From singer John Legend and rapper Common performing their song "Glory" from the film Selma astride a mockup on Edmund Pettus Bridge at this year's Academy Awards, to Starbucks rolling out (and subsequently rolling back) their plan to get customers talking about race issues over coffee, race relations are now firmly planted in the national dialogue, with no plans of leaving soon.
This has been spurred on by the deaths of Michael Brown and Eric Garner in Ferguson, Mo., and New York City, respectively, which in turn placed greater scrutiny on the way police interact with minorities.
"Whatever people think about the incidents themselves, it reassesses the question of equality in this country," said Professor Robert Forrant, a member of UMass Lowell's history faculty, who has organized an event series commemorating the Voting Rights Act at 50, as well as the 1964 Civil Rights Act.
A team of 18 undergraduate students enrolled in Forrant's honors course on the civil rights movement have put together the series, including an exhibition by photojournalist and activist Matt Herron; a reflection on the TV documentary series "Eyes on the Prize" by WGBH host Callie Crossley, followed by selections from Marvin Gaye's "What's Going On?" performed by the UML Choral Union; a discussion with Jason Sokol, author of "All Eyes Are Upon Us: Race and Politics From Boston to Brooklyn"; and a talk with Charles Cobb and Judy Richardson, former members of the Student Nonviolent Coordinating Committee (SNCC).
"They're definitely getting a deeper historical study of the civil rights movements than you would get in a typical history class, which covers big chunks of time quickly," Forrant said.
"It's important to look back in history and be reflective, and see how many tensions today have always been present and only brought to light today," said freshman Lindy Reed of the Belvidere section of Lowell. "When you're in elementary school and middle school, you think this is all in the past.

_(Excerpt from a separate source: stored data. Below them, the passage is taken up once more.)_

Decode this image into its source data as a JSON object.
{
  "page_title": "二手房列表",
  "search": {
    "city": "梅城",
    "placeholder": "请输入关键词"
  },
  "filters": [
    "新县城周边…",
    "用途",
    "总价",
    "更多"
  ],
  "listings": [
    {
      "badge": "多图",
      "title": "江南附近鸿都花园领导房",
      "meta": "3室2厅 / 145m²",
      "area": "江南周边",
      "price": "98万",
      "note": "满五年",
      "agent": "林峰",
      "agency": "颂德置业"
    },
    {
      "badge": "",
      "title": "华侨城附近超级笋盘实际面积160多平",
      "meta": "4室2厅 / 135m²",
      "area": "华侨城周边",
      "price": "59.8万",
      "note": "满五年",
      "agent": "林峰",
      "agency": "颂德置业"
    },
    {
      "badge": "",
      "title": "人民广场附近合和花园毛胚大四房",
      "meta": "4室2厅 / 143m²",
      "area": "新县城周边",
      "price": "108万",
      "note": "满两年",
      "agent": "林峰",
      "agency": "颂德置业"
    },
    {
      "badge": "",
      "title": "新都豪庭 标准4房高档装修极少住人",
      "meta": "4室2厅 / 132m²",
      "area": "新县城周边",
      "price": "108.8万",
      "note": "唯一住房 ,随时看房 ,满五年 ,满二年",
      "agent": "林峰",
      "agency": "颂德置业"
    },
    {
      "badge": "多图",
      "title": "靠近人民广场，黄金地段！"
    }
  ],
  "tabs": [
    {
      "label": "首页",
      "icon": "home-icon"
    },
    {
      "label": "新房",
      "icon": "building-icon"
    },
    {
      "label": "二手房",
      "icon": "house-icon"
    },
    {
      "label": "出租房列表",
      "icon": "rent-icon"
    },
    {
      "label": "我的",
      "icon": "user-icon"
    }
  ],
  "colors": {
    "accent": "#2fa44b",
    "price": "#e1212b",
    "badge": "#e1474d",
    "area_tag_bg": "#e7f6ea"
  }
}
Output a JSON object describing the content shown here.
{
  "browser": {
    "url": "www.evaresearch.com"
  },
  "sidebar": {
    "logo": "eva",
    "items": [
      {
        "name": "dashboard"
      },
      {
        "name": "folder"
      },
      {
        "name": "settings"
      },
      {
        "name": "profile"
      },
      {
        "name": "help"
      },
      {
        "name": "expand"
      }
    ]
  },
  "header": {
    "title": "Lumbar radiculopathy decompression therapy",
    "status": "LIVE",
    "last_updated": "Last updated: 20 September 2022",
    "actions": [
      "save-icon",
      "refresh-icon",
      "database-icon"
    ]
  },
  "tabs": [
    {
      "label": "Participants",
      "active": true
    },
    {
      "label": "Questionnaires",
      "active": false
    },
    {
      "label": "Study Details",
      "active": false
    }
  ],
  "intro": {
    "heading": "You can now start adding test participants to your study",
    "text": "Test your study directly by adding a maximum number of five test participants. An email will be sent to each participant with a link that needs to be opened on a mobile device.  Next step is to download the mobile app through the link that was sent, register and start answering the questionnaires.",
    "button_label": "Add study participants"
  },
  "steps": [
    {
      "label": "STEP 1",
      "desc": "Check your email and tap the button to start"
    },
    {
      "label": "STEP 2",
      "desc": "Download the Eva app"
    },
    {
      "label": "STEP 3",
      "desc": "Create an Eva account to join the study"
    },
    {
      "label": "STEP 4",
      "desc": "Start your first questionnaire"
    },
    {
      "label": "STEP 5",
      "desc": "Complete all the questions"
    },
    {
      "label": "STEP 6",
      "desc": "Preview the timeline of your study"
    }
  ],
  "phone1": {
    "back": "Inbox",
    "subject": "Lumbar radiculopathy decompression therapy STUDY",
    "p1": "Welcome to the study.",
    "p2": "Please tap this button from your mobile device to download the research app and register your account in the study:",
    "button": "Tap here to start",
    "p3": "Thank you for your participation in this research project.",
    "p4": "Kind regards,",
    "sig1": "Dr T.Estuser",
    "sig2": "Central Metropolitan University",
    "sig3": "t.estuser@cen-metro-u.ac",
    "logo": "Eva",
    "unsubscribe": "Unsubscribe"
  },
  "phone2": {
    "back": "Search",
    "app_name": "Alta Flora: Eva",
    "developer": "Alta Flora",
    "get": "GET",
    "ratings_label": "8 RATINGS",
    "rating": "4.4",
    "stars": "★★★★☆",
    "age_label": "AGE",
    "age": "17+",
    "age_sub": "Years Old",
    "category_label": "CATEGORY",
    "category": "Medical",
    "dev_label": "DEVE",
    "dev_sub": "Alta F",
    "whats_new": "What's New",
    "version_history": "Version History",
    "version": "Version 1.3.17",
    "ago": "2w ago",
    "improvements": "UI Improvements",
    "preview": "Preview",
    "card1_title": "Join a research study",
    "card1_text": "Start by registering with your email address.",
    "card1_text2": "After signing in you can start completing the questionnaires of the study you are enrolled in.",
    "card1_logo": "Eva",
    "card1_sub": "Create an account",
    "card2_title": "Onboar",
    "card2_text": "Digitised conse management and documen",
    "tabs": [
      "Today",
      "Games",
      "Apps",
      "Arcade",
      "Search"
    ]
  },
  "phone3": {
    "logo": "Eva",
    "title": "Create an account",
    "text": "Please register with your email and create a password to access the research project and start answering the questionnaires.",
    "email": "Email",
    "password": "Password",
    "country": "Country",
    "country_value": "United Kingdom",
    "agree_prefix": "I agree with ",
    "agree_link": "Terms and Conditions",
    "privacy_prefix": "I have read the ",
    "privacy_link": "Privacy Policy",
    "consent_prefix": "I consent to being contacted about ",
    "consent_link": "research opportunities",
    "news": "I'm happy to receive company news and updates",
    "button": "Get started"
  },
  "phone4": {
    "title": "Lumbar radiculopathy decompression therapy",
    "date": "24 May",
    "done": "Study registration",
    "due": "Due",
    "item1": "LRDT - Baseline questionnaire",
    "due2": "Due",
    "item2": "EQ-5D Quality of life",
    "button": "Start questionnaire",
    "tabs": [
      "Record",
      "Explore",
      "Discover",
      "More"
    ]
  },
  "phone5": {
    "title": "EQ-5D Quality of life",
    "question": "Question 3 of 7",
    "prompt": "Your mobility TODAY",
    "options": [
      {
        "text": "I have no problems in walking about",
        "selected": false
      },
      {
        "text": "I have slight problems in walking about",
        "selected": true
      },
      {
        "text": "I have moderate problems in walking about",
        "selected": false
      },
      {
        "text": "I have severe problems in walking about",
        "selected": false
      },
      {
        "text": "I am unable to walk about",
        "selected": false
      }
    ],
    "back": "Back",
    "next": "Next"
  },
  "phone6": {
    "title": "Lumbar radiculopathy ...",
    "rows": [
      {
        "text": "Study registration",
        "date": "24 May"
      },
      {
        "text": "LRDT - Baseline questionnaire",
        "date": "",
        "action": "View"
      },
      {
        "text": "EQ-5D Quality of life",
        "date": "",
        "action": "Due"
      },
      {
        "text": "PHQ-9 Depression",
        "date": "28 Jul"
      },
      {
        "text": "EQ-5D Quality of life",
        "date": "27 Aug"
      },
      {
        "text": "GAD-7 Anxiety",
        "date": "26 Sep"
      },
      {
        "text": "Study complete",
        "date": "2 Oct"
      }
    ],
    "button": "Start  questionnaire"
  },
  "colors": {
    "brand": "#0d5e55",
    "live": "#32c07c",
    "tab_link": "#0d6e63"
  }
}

It's not."
Most students enter Forrant's class with a rough framework of the civil rights movement. They recognize key figures like Rosa Parks and Medgar Evers, and have most likely watched Martin Luther King Jr.'s speech at some point. Forrant, who attended college in the late '60s and early '70s, witnessed the bussing crisis in Boston and calls himself "a product of the decade," helps them probe deeper and become more engaged citizens.
"You don't want to necessaily believe that there is racial profiling or discriminated violence against one group of people," said junior Anthony Omobono of Chelmsford. "Obviously we're supposed to be living in a country that's created fair and equal."

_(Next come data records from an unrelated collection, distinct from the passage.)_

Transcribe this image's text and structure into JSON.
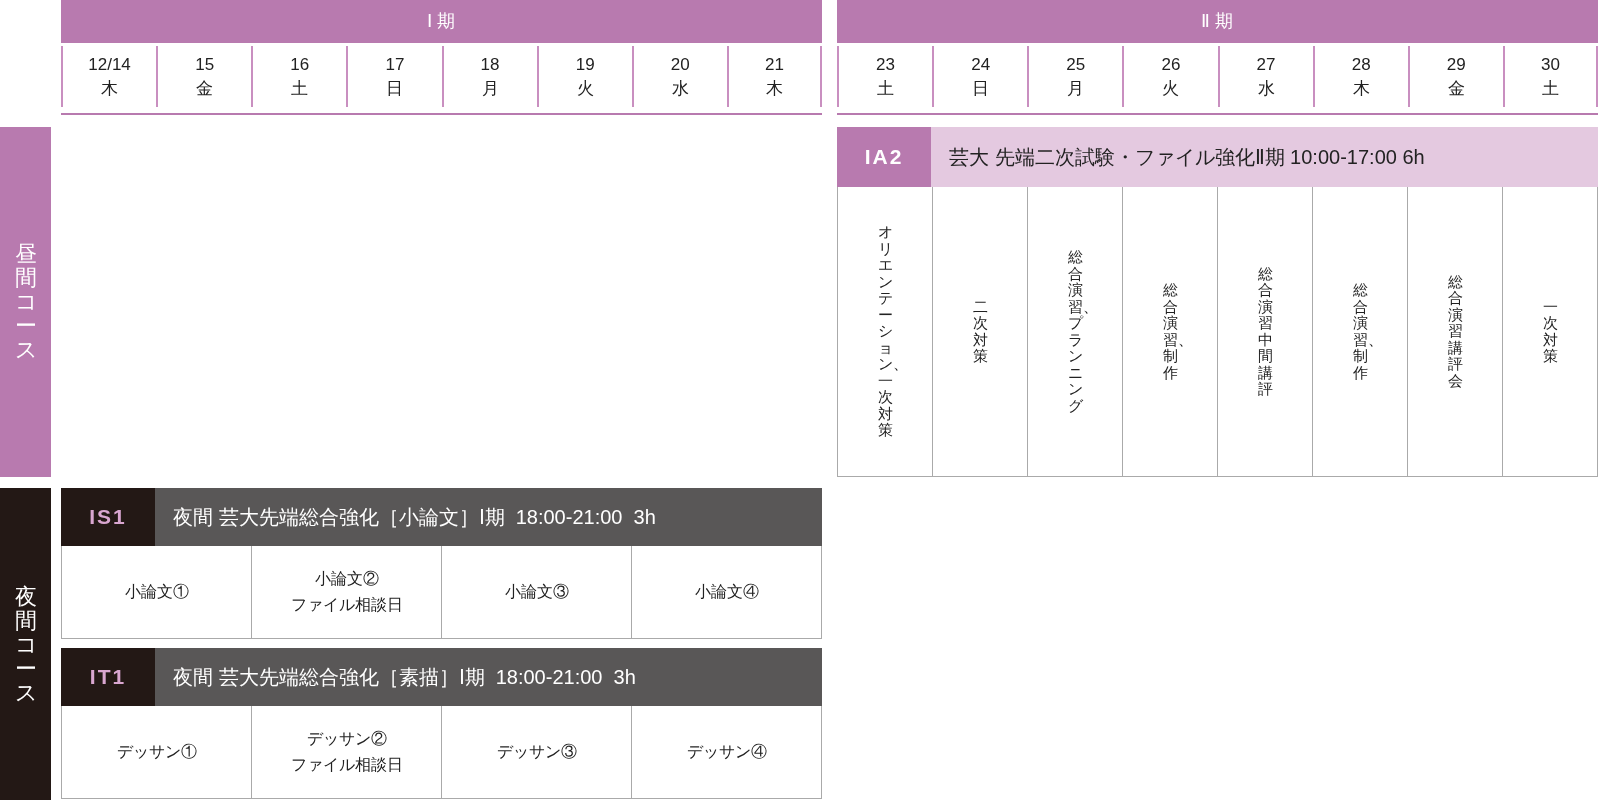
{
  "periods": [
    {
      "label": "Ⅰ 期",
      "days": [
        {
          "date": "12/14",
          "weekday": "木"
        },
        {
          "date": "15",
          "weekday": "金"
        },
        {
          "date": "16",
          "weekday": "土"
        },
        {
          "date": "17",
          "weekday": "日"
        },
        {
          "date": "18",
          "weekday": "月"
        },
        {
          "date": "19",
          "weekday": "火"
        },
        {
          "date": "20",
          "weekday": "水"
        },
        {
          "date": "21",
          "weekday": "木"
        }
      ]
    },
    {
      "label": "Ⅱ 期",
      "days": [
        {
          "date": "23",
          "weekday": "土"
        },
        {
          "date": "24",
          "weekday": "日"
        },
        {
          "date": "25",
          "weekday": "月"
        },
        {
          "date": "26",
          "weekday": "火"
        },
        {
          "date": "27",
          "weekday": "水"
        },
        {
          "date": "28",
          "weekday": "木"
        },
        {
          "date": "29",
          "weekday": "金"
        },
        {
          "date": "30",
          "weekday": "土"
        }
      ]
    }
  ],
  "sections": [
    {
      "label": "昼間コース",
      "kind": "day",
      "courses_period_2": [
        {
          "code": "IA2",
          "title": "芸大 先端二次試験・ファイル強化Ⅱ期 10:00-17:00 6h",
          "sessions": [
            "オリエンテーション、一次対策",
            "二次対策",
            "総合演習、プランニング",
            "総合演習、制作",
            "総合演習中間講評",
            "総合演習、制作",
            "総合演習講評会",
            "一次対策"
          ]
        }
      ]
    },
    {
      "label": "夜間コース",
      "kind": "night",
      "courses_period_1": [
        {
          "code": "IS1",
          "title": "夜間 芸大先端総合強化［小論文］Ⅰ期  18:00-21:00  3h",
          "sessions": [
            "小論文①",
            "小論文②\nファイル相談日",
            "小論文③",
            "小論文④"
          ]
        },
        {
          "code": "IT1",
          "title": "夜間 芸大先端総合強化［素描］Ⅰ期  18:00-21:00  3h",
          "sessions": [
            "デッサン①",
            "デッサン②\nファイル相談日",
            "デッサン③",
            "デッサン④"
          ]
        }
      ]
    }
  ]
}
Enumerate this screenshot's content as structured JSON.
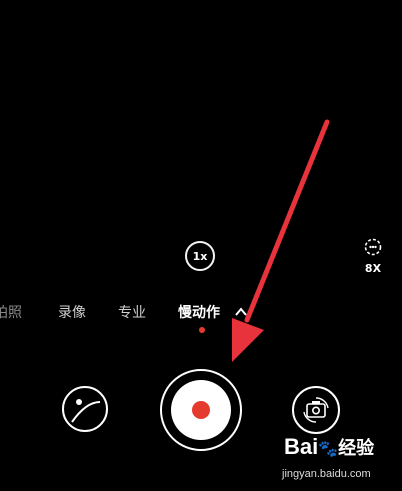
{
  "zoom": {
    "label": "1x"
  },
  "speed": {
    "label": "8X",
    "icon": "slow-motion-speed-icon"
  },
  "modes": [
    {
      "label": "拍照",
      "display": "拍照",
      "active": false
    },
    {
      "label": "录像",
      "active": false
    },
    {
      "label": "专业",
      "active": false
    },
    {
      "label": "慢动作",
      "active": true
    }
  ],
  "controls": {
    "gallery_icon": "gallery-thumbnail-icon",
    "shutter_icon": "record-shutter-icon",
    "switch_icon": "switch-camera-icon",
    "more_icon": "chevron-up-icon"
  },
  "colors": {
    "record": "#e53a2e",
    "arrow": "#e8323c",
    "background": "#000000"
  },
  "watermark": {
    "logo_text": "Bai",
    "logo_suffix": "经验",
    "url": "jingyan.baidu.com"
  }
}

Omobono, like Reed, enrolled in Forrant's class to broaden his understanding of the civil rights movement.
"I just hoped to better my knowledge of the whole history of the movement, not just the discrimination against African Americans, but all minorities," Omobono said.

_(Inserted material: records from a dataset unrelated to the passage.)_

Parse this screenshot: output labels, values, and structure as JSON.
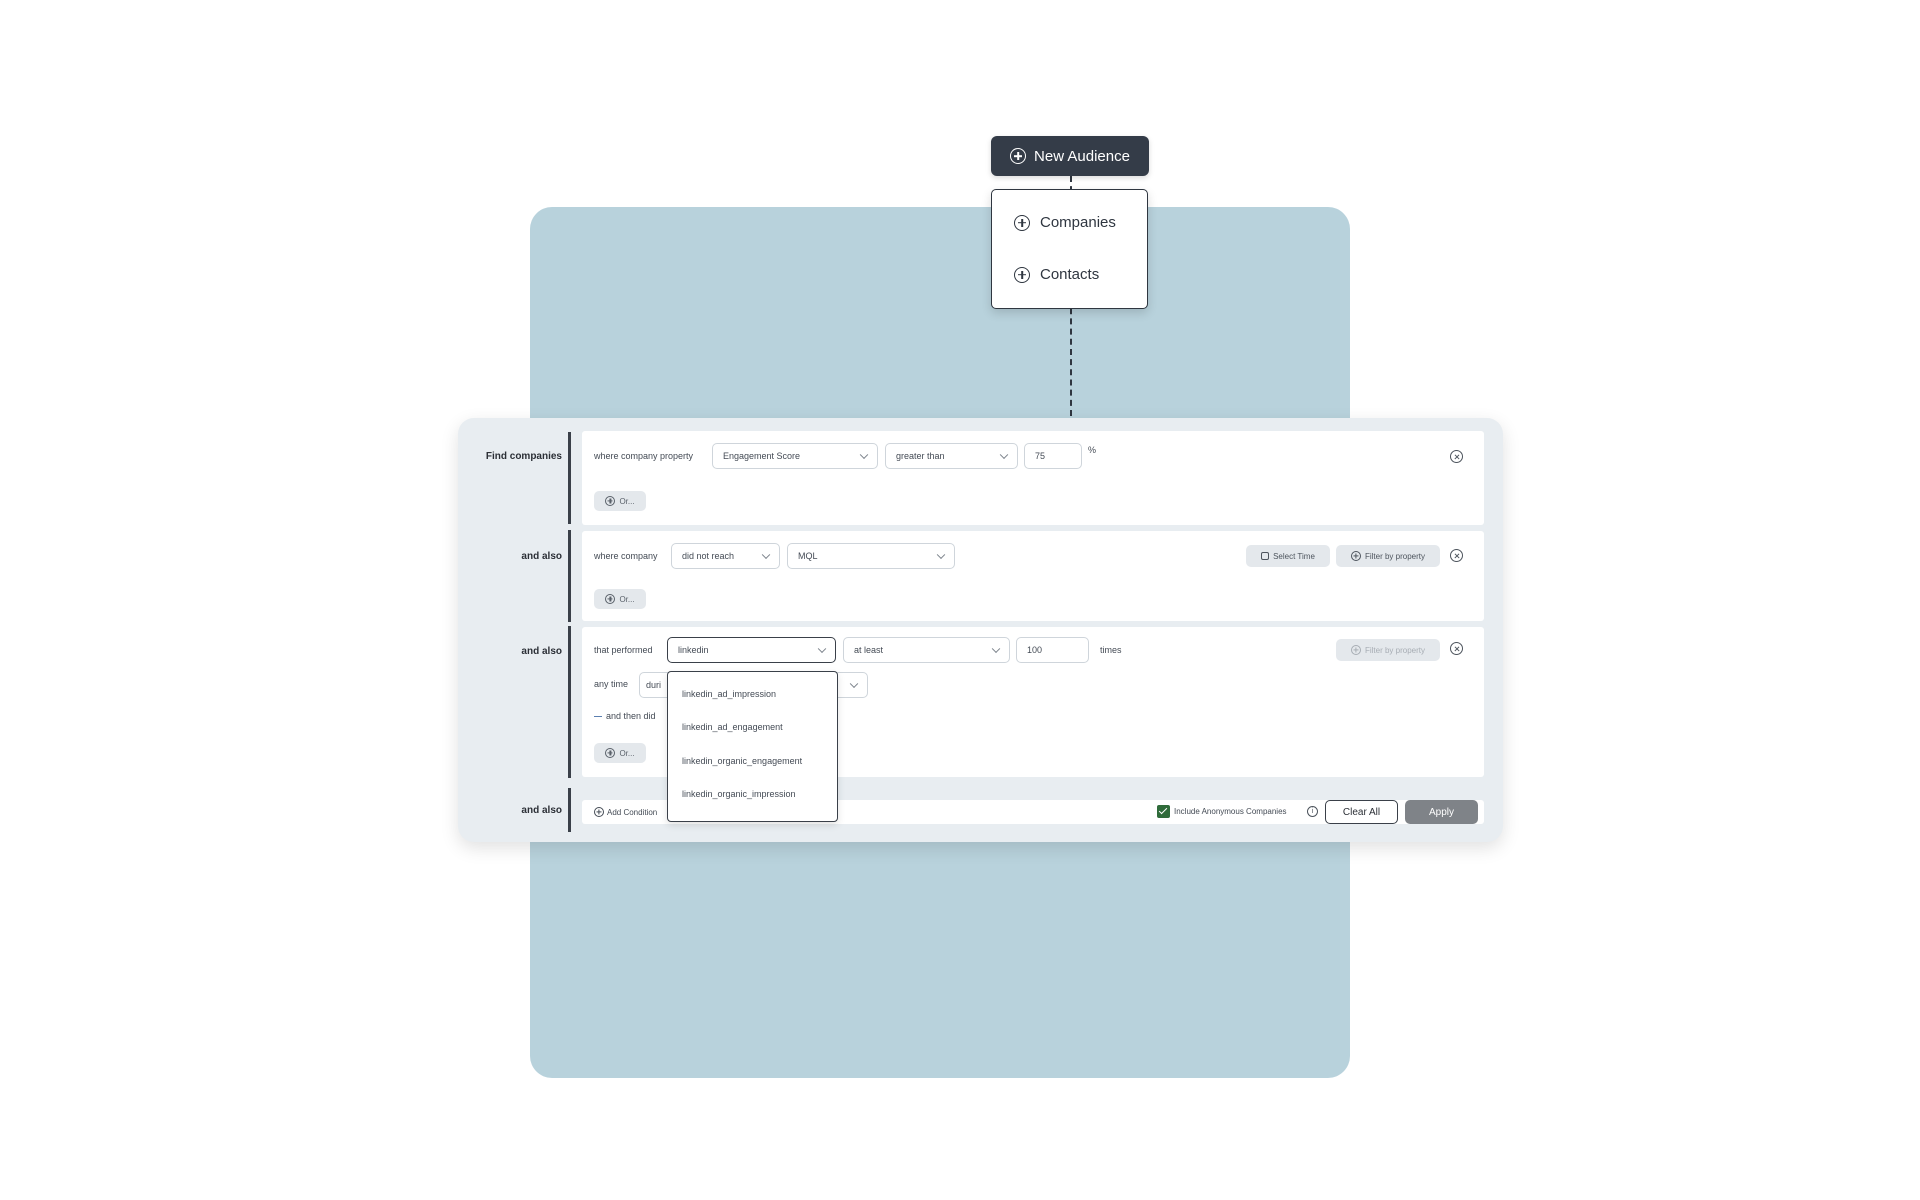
{
  "new_audience": {
    "button_label": "New Audience",
    "menu_items": [
      "Companies",
      "Contacts"
    ]
  },
  "rows": {
    "find_companies_label": "Find companies",
    "and_also_label": "and also",
    "row1": {
      "prefix": "where company property",
      "property": "Engagement Score",
      "operator": "greater than",
      "value": "75",
      "unit": "%",
      "or_label": "Or..."
    },
    "row2": {
      "prefix": "where company",
      "operator": "did not reach",
      "stage": "MQL",
      "select_time": "Select Time",
      "filter_by_property": "Filter by property",
      "or_label": "Or..."
    },
    "row3": {
      "prefix": "that performed",
      "event": "linkedin",
      "qualifier": "at least",
      "count": "100",
      "times": "times",
      "filter_by_property": "Filter by property",
      "any_time": "any time",
      "during_partial": "duri",
      "and_then_partial": "and then did",
      "or_label": "Or..."
    },
    "row4": {
      "add_condition": "Add Condition"
    }
  },
  "event_dropdown": {
    "options": [
      "linkedin_ad_impression",
      "linkedin_ad_engagement",
      "linkedin_organic_engagement",
      "linkedin_organic_impression"
    ]
  },
  "footer": {
    "include_anonymous": "Include Anonymous Companies",
    "info": "i",
    "clear_all": "Clear All",
    "apply": "Apply"
  },
  "colors": {
    "background_card": "#b8d2dc",
    "dark_button": "#343c48",
    "checkbox": "#2f6b3a",
    "apply_button": "#7f8388"
  }
}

In 2013, the U.S. Supreme Court struck down crucial provisions of the Voting Rights Act, a move both Reed and Forrant found disturbing.
"At a time when too many people do not exercise their right to vote, it is important for young people to learn just how difficult the fight was for African-Americans to truly obtain that right," Forrant said. "We should not allow the clock to be turned back through a series of court decisions and the passage of state laws that disenfranchise citizens."
"Especially with the Votings Rights Act, some important parts of it are being repealed, which I thought was alarming," Reed said.
Forrant is thankful UML has been so cooperative helping create a place for this sort of discussion.
"This is a way to have that conversation in a way that's focused and based on fact, based on history, based on bringing in speakers who've lived through the history," Forrant said. "It's too complicated an issue to have people screaming at each other. That won't solve anything."